Postillon d’Amour

Hannes Zeisler

by Hannes Zeisler

Story

Heute Seelenmesse für meine verstorbene Schwägerin Josefine in Rappottenstein. Am Begräbnis konnte ich wegen der Corona-Krise leider nicht teilnehmen. Ruhig verharrte ich in meiner Bank. Wie Kalenderblätter, die abgerissen werden, zogen die Erinnerungen in meinen Gedanken vorbei.

Vor meinem Bruder Karl lernte ich sie kennen. Sie war, zusammen mit der Schwester meines Freundes Bruno, in der Küche des Stiftes Zwettl beschäftigt. Oft besuchten wir zusammen die beiden in ihrer Unterkunft. Bruno und ich waren damals noch als Ministranten tätig und hielten uns daher oft in Stift Zwettl auf.

Einmal veranlassten uns die zwei Frauen, uns auf einen Schemel zu stellen, damit wir größer wirkten, und beim Fenster hinauszuschauen, weil draußen der Schofför des Abtes vorbeiging, der ihnen gefiel und sie ihn mit “Herrenbesuch” beeindrucken wollten!

Wo und wann mein Bruder die Schwägerin kennen lernte, weiß ich nicht.

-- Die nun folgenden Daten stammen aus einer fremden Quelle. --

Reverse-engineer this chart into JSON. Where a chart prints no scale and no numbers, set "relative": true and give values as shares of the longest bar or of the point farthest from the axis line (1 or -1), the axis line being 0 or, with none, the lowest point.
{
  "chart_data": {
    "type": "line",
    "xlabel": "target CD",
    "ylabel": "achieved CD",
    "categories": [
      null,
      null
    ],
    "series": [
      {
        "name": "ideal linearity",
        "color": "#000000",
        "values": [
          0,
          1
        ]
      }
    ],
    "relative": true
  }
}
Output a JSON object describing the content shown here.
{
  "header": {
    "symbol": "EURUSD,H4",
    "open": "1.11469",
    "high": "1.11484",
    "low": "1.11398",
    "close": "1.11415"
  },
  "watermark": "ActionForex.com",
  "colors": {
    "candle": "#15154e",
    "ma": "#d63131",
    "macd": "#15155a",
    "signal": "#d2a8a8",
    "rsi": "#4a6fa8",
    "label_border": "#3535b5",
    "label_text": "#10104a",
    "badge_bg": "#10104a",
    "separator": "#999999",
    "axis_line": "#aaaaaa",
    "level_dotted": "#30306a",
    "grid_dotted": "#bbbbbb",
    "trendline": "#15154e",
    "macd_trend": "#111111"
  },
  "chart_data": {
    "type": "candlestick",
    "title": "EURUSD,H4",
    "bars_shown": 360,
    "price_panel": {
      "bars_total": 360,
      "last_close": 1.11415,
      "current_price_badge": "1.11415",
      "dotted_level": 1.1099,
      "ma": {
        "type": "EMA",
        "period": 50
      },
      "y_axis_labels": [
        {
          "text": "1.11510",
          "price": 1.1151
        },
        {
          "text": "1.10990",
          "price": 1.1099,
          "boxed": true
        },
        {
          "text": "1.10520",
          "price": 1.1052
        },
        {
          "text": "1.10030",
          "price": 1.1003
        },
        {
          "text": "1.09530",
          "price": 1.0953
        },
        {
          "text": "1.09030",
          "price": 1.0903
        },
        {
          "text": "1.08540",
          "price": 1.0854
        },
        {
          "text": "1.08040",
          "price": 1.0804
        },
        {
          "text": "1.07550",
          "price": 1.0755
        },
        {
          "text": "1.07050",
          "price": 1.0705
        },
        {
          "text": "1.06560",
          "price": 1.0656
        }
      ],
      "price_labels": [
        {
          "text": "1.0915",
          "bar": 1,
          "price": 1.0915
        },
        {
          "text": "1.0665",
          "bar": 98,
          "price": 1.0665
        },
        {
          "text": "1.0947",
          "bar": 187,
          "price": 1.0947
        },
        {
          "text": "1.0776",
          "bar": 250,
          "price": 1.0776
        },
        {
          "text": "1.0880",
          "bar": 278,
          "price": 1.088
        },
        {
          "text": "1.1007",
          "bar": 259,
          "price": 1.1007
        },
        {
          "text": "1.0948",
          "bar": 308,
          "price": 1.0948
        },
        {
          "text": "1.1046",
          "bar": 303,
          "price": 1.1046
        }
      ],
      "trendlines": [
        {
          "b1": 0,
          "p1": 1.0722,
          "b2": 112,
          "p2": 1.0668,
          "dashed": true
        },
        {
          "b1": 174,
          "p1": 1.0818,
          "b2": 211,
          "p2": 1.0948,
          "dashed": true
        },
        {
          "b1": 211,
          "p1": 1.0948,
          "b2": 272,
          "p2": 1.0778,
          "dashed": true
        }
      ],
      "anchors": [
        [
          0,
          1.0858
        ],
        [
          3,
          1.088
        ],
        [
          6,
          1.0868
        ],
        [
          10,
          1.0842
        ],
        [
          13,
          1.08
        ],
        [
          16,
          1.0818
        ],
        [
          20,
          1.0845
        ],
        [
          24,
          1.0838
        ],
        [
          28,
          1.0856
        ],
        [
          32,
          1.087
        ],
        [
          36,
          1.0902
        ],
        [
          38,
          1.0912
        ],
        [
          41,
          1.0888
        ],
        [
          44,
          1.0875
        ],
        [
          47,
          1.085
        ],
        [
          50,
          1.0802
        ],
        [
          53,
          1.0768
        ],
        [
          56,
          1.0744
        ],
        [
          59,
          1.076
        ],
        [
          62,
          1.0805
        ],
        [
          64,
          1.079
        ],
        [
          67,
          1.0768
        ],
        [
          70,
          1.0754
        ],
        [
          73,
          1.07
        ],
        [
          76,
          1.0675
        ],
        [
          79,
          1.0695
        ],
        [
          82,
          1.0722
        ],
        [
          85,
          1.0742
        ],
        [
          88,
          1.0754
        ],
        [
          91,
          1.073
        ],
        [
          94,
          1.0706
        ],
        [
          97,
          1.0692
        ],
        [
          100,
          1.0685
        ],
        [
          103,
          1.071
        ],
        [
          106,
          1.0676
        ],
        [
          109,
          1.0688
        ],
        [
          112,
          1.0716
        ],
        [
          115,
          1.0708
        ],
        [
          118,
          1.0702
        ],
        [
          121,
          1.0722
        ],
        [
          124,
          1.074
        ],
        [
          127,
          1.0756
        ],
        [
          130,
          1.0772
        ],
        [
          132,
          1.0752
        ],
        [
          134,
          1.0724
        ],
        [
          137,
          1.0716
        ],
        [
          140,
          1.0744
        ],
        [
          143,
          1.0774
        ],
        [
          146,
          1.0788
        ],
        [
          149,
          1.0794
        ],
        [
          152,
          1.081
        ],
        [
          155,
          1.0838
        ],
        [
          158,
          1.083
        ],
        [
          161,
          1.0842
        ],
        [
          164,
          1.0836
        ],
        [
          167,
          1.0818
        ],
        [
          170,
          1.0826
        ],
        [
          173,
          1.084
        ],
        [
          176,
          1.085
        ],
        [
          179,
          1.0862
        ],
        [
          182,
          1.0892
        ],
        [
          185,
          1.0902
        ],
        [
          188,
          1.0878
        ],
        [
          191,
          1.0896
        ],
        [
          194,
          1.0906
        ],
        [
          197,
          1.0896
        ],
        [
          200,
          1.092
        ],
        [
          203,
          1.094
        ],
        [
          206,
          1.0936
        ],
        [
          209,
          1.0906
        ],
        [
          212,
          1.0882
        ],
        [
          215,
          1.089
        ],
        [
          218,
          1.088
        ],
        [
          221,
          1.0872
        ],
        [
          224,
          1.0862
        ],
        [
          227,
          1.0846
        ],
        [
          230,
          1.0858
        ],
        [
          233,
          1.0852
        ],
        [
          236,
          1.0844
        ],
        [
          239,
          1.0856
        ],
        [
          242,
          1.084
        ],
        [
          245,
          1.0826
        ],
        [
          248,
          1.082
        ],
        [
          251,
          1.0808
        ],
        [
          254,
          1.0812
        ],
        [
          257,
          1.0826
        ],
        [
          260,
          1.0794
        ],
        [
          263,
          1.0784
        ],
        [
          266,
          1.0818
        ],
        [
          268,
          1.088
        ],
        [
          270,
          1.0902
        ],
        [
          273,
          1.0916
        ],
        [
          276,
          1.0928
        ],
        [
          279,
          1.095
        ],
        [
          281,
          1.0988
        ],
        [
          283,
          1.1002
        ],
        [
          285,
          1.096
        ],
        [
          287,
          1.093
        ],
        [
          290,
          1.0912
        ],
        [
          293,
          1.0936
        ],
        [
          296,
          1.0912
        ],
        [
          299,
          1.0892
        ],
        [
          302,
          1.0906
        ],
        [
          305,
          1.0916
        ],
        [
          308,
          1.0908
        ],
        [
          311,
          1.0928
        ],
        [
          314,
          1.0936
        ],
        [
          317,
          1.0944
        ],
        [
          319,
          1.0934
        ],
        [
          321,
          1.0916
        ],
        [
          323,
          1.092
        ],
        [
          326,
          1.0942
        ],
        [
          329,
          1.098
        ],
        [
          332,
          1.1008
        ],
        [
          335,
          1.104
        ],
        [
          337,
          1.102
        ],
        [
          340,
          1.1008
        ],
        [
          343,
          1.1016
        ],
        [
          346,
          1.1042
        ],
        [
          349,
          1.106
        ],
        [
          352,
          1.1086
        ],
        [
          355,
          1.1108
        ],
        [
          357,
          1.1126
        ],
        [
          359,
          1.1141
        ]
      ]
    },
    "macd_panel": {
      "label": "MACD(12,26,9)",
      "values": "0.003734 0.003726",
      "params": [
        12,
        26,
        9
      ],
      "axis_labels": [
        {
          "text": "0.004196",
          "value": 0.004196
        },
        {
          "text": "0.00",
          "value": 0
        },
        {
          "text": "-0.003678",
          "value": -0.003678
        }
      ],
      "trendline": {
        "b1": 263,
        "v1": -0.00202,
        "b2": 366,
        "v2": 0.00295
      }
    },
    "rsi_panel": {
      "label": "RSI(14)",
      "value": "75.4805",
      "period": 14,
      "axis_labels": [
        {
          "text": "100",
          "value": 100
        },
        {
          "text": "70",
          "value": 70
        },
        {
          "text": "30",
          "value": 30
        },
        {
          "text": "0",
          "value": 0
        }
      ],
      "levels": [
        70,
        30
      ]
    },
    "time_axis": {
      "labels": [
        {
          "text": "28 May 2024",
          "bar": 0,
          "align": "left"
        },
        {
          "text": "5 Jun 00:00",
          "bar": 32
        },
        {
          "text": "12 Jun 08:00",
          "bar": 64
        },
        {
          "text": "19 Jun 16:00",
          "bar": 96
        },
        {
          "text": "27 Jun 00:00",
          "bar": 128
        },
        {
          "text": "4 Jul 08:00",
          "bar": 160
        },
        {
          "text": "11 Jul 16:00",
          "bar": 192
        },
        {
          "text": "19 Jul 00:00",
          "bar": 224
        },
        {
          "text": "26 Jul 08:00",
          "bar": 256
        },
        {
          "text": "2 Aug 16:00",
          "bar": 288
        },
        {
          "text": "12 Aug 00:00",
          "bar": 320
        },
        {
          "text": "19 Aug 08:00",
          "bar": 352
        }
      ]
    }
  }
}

Jedenfalls beauftragte er mich, Briefe bei seiner Angebeteten abzugeben. Ich spielte also den Liebesboten!

Die Beziehung wurde immer tiefer, sodass sie 1950 beschlossen zu heiraten. Bemerkenswert war, dass es bei der Trauung drei schwangere Frauen gab. Das war zunächst meine Mutter. Leider starb das Kind nach einer Woche nach einer Zangengeburt. Es wäre auch eine Elisabeth gewesen!

Schwanger waren auch meine Schwägerin und deren Schwägerin. Die Trauung fand in Waldenstein, einem Wallfahrtsort, statt.

Wir Angehörigen der Zeisler-Familie fuhren mit einem Bus bis Zwettl. Dort gab es einen Zwischenstopp, weil noch jemand zu stieg.

Plötzlich meinte mein Bruder: “Ich weiß nicht, ich glaube, ich heirate doch nicht!” Darauf meine erzürnte Mutter: “Spinnst du? Das hättest du dir früher überlegen müssen!”

Die Hochzeit ging aber ohne Probleme vorüber. Ich Armer saß aber neben einer Brautjungfer, die kein Wort sprach. Es war für mich sehr langweilig!

Das Verhältnis zu meiner Schwägerin war viel Jahre hindurch ausgezeichnet. Mit ihr und meinem Bruder spielten wir manche Nächte durch. Außerdem konnte ich mir von Karl, der auch Lehrer und Direktor an einer Volksschule und an der Hauptschule in Rappottenstein war, gute Ratschläge für meine Berufsausübung holen.

Es war heute noch einmal ein schwerer Abschied, denn auch mein Bruder verstarb vor sechs Jahren!